The Scoop on Protein Powder

Protein is the power player in athletic nutrition.  Bodybuilders, professional athletes and those looking to streamline their physique all know, protein provides the building blocks for muscle.  The more muscle you have, the faster your metabolism is, the stronger you are and the better your athletic performance will be.  At least that's the goal. Personal trainers often make the hard sell that if you really want to get fit, you'd better use a protein supplement.  But is all that protein really necessary, or is it a bunch of hype?
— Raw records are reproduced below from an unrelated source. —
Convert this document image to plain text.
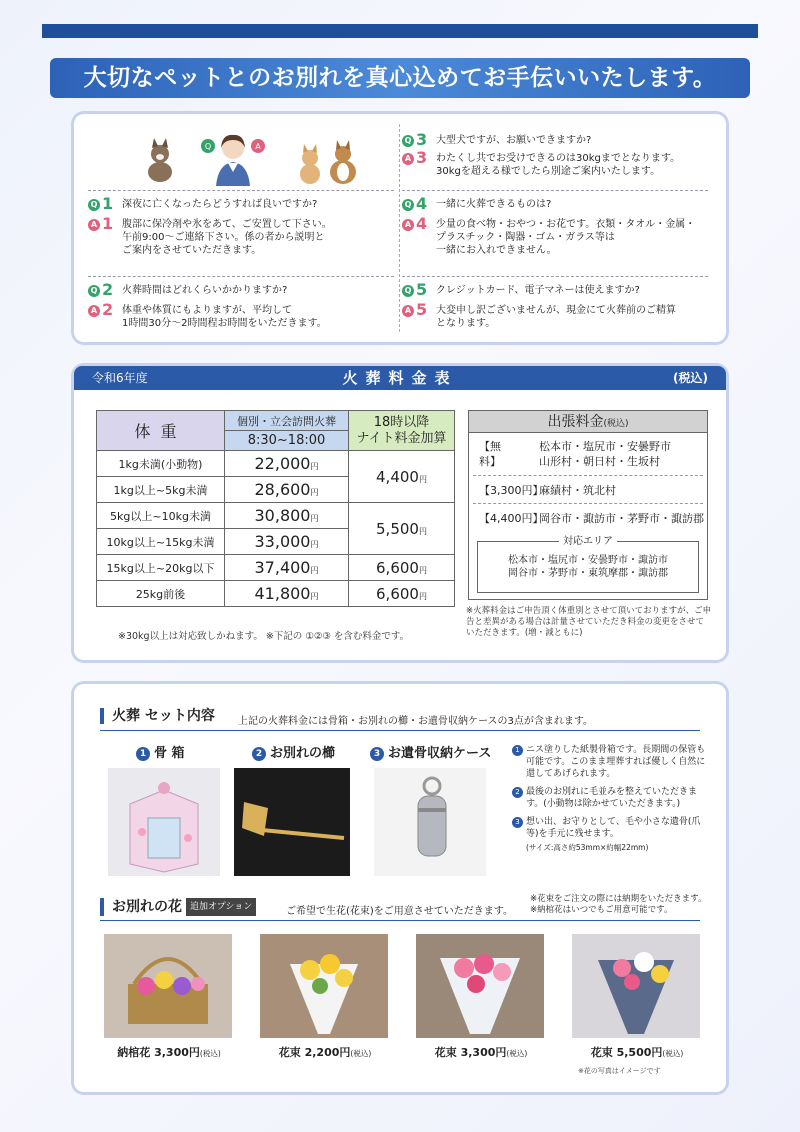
大切なペットとのお別れを真心込めてお手伝いいたします。
Q	A
Q 1 深夜に亡くなったらどうすれば良いですか?
A 1 腹部に保冷剤や氷をあて、ご安置して下さい。
午前9:00～ご連絡下さい。係の者から説明と
ご案内をさせていただきます。
Q 2 火葬時間はどれくらいかかりますか?
A 2 体重や体質にもよりますが、平均して
1時間30分～2時間程お時間をいただきます。
Q 3 大型犬ですが、お願いできますか?
A 3 わたくし共でお受けできるのは30kgまでとなります。
30kgを超える様でしたら別途ご案内いたします。
Q 4 一緒に火葬できるものは?
A 4 少量の食べ物・おやつ・お花です。衣類・タオル・金属・
プラスチック・陶器・ゴム・ガラス等は
一緒にお入れできません。
Q 5 クレジットカード、電子マネーは使えますか?
A 5 大変申し訳ございませんが、現金にて火葬前のご精算
となります。
令和6年度	火葬料金表	(税込)
体重	個別・立会訪問火葬	18時以降
ナイト料金加算
	8:30~18:00	
1kg未満(小動物)	22,000円	4,400円
1kg以上~5kg未満	28,600円	
5kg以上~10kg未満	30,800円	5,500円
10kg以上~15kg未満	33,000円	
15kg以上~20kg以下	37,400円	6,600円
25kg前後	41,800円	6,600円
※30kg以上は対応致しかねます。 ※下記の ①②③ を含む料金です。
出張料金(税込)
【無　　料】
松本市・塩尻市・安曇野市
山形村・朝日村・生坂村
【3,300円】
麻績村・筑北村
【4,400円】
岡谷市・諏訪市・茅野市・諏訪郡
対応エリア
松本市・塩尻市・安曇野市・諏訪市
岡谷市・茅野市・東筑摩郡・諏訪郡
※火葬料金はご申告頂く体重別とさせて頂いておりますが、ご申告と差異がある場合は計量させていただき料金の変更をさせていただきます。(増・減ともに)
火葬 セット内容 上記の火葬料金には骨箱・お別れの櫛・お遺骨収納ケースの3点が含まれます。
1 骨 箱	2 お別れの櫛	3 お遺骨収納ケース	1 ニス塗りした紙製骨箱です。長期間の保管も可能です。このまま埋葬すれば優しく自然に還してあげられます。
2 最後のお別れに毛並みを整えていただきます。(小動物は除かせていただきます。)
3 想い出、お守りとして、毛や小さな遺骨(爪等)を手元に残せます。
(サイズ:高さ約53mm×約幅22mm)
お別れの花 追加オプション	ご希望で生花(花束)をご用意させていただきます。
※花束をご注文の際には納期をいただきます。
※納棺花はいつでもご用意可能です。
納棺花 3,300円(税込)	花束 2,200円(税込)	花束 3,300円(税込)	花束 5,500円(税込)
※花の写真はイメージです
The American Dietetic Association says the average American diet contains enough protein for recreational or even competitive athletes. Six to seven daily ounces of lean meat, poultry or fish or the equivalent from eggs, beans, nuts or seeds, along with dairy foods and grain products, supply enough protein for most athletes. Weight lifters and athletes involved in endurance sports do need somewhat more protein.  Where they get it is up for debate. 
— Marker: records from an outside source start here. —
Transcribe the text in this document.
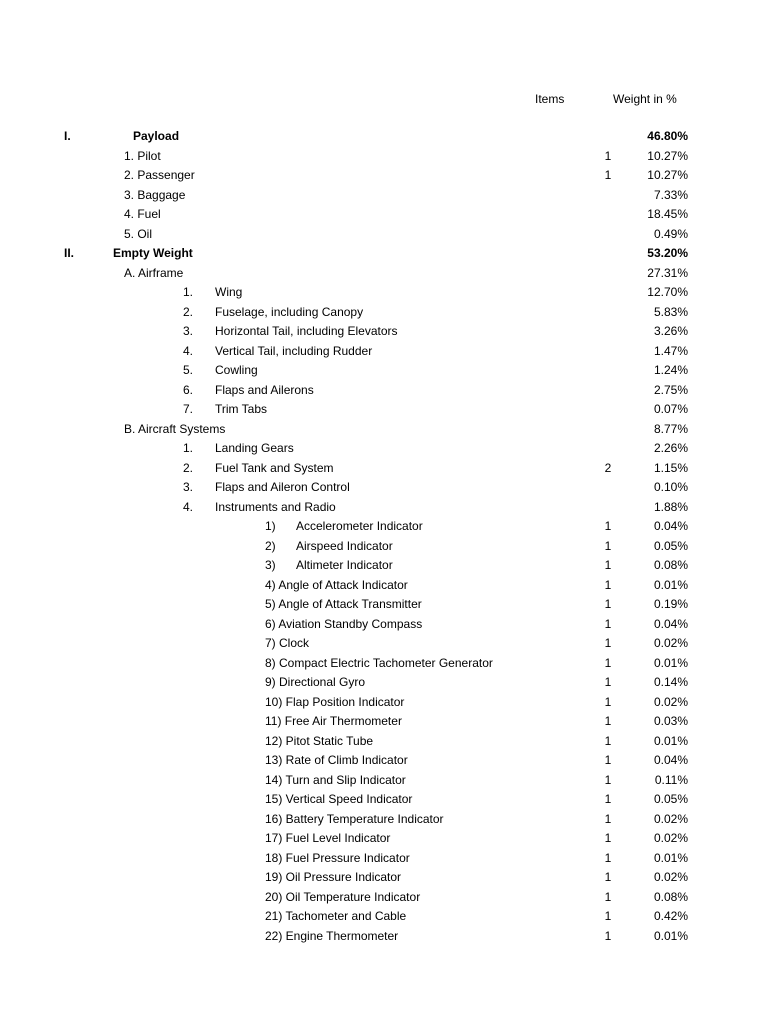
Items	Weight in %
I.	Payload	46.80%
1. Pilot	1	10.27%
2. Passenger	1	10.27%
3. Baggage	7.33%
4. Fuel	18.45%
5. Oil	0.49%
II.	Empty Weight	53.20%
A. Airframe	27.31%
1. Wing	12.70%
2. Fuselage, including Canopy	5.83%
3. Horizontal Tail, including Elevators	3.26%
4. Vertical Tail, including Rudder	1.47%
5. Cowling	1.24%
6. Flaps and Ailerons	2.75%
7. Trim Tabs	0.07%
B. Aircraft Systems	8.77%
1. Landing Gears	2.26%
2. Fuel Tank and System	2	1.15%
3. Flaps and Aileron Control	0.10%
4. Instruments and Radio	1.88%
1) Accelerometer Indicator	1	0.04%
2) Airspeed Indicator	1	0.05%
3) Altimeter Indicator	1	0.08%
4) Angle of Attack Indicator	1	0.01%
5) Angle of Attack Transmitter	1	0.19%
6) Aviation Standby Compass	1	0.04%
7) Clock	1	0.02%
8) Compact Electric Tachometer Generator	1	0.01%
9) Directional Gyro	1	0.14%
10) Flap Position Indicator	1	0.02%
11) Free Air Thermometer	1	0.03%
12) Pitot Static Tube	1	0.01%
13) Rate of Climb Indicator	1	0.04%
14) Turn and Slip Indicator	1	0.11%
15) Vertical Speed Indicator	1	0.05%
16) Battery Temperature Indicator	1	0.02%
17) Fuel Level Indicator	1	0.02%
18) Fuel Pressure Indicator	1	0.01%
19) Oil Pressure Indicator	1	0.02%
20) Oil Temperature Indicator	1	0.08%
21) Tachometer and Cable	1	0.42%
22) Engine Thermometer	1	0.01%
Protein powder is a dietary supplement and if used, should be part of a healthy diet.  Protein from four basic sources (whey, eggs, soy or rice) is processed and concentrated into powder form to be sprinkled on cereal, whipped into smoothies or added to juice and other foods. They're generally considered a safe option for bumping up your protein intake without adding a lot of calories.  People with medical conditions, specifically those affecting the kidney, should talk to their physician before using protein supplements.

The American Academy of Family Physicians wrote, "A study examining the protein requirements of experienced resistance-training athletes found that those consuming the recommended daily allowance for protein (0.8 g per kg daily) had a negative nitrogen balance. The protein intake required for a zero balance was 1.4 g per kg daily, with a recommended intake of 1.8 g per kg daily.
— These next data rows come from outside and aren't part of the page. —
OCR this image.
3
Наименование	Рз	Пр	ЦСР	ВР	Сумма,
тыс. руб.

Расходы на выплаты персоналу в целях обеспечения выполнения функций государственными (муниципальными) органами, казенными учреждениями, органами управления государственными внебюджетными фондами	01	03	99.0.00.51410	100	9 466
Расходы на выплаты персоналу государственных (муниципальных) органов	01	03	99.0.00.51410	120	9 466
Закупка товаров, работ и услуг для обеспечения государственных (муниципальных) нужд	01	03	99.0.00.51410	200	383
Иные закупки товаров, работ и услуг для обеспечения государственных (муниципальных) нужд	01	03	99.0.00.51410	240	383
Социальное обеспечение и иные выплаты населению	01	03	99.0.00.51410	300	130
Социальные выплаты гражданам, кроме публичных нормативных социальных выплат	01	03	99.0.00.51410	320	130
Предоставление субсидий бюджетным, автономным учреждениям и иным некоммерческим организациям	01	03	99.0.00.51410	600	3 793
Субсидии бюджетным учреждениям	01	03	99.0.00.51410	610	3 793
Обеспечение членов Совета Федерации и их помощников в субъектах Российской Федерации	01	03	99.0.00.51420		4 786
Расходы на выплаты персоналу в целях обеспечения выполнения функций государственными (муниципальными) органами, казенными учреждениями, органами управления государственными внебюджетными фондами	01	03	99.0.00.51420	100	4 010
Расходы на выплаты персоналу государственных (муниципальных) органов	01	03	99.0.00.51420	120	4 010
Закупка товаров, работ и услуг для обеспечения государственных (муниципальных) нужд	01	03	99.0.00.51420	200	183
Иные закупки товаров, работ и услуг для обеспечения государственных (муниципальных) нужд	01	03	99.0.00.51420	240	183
What's a nitrogen balance? Most of the body's nitrogen is incorporated into the protein we eat. Positive nitrogen balance means nitrogen intake (protein consumption) is greater than excretion (in urine and feces).  This happens during muscle building and growth. Negative nitrogen balance, means more nitrogen is excreted than is consumed, for example, with muscle breakdown.  A zero balance means you're consuming the right amount of nitrogen (protein) for the amount of muscle you're supporting. 

The AAFP study supports the idea that inadequate protein intake does cause a negative nitrogen balance, which slows muscle growth and causes fatigue. Protein intakes in excess of the study's recommendations didn't provide additional gains in strength or mass.

Are protein powders necessary?  No, but many athletes find they're an easy way to increase intake.  They could probably get the same results by consuming more protein rich foods.  On the other hand, when compared to the dangerous and illegal supplements used by some athletes, protein powder does no harm either.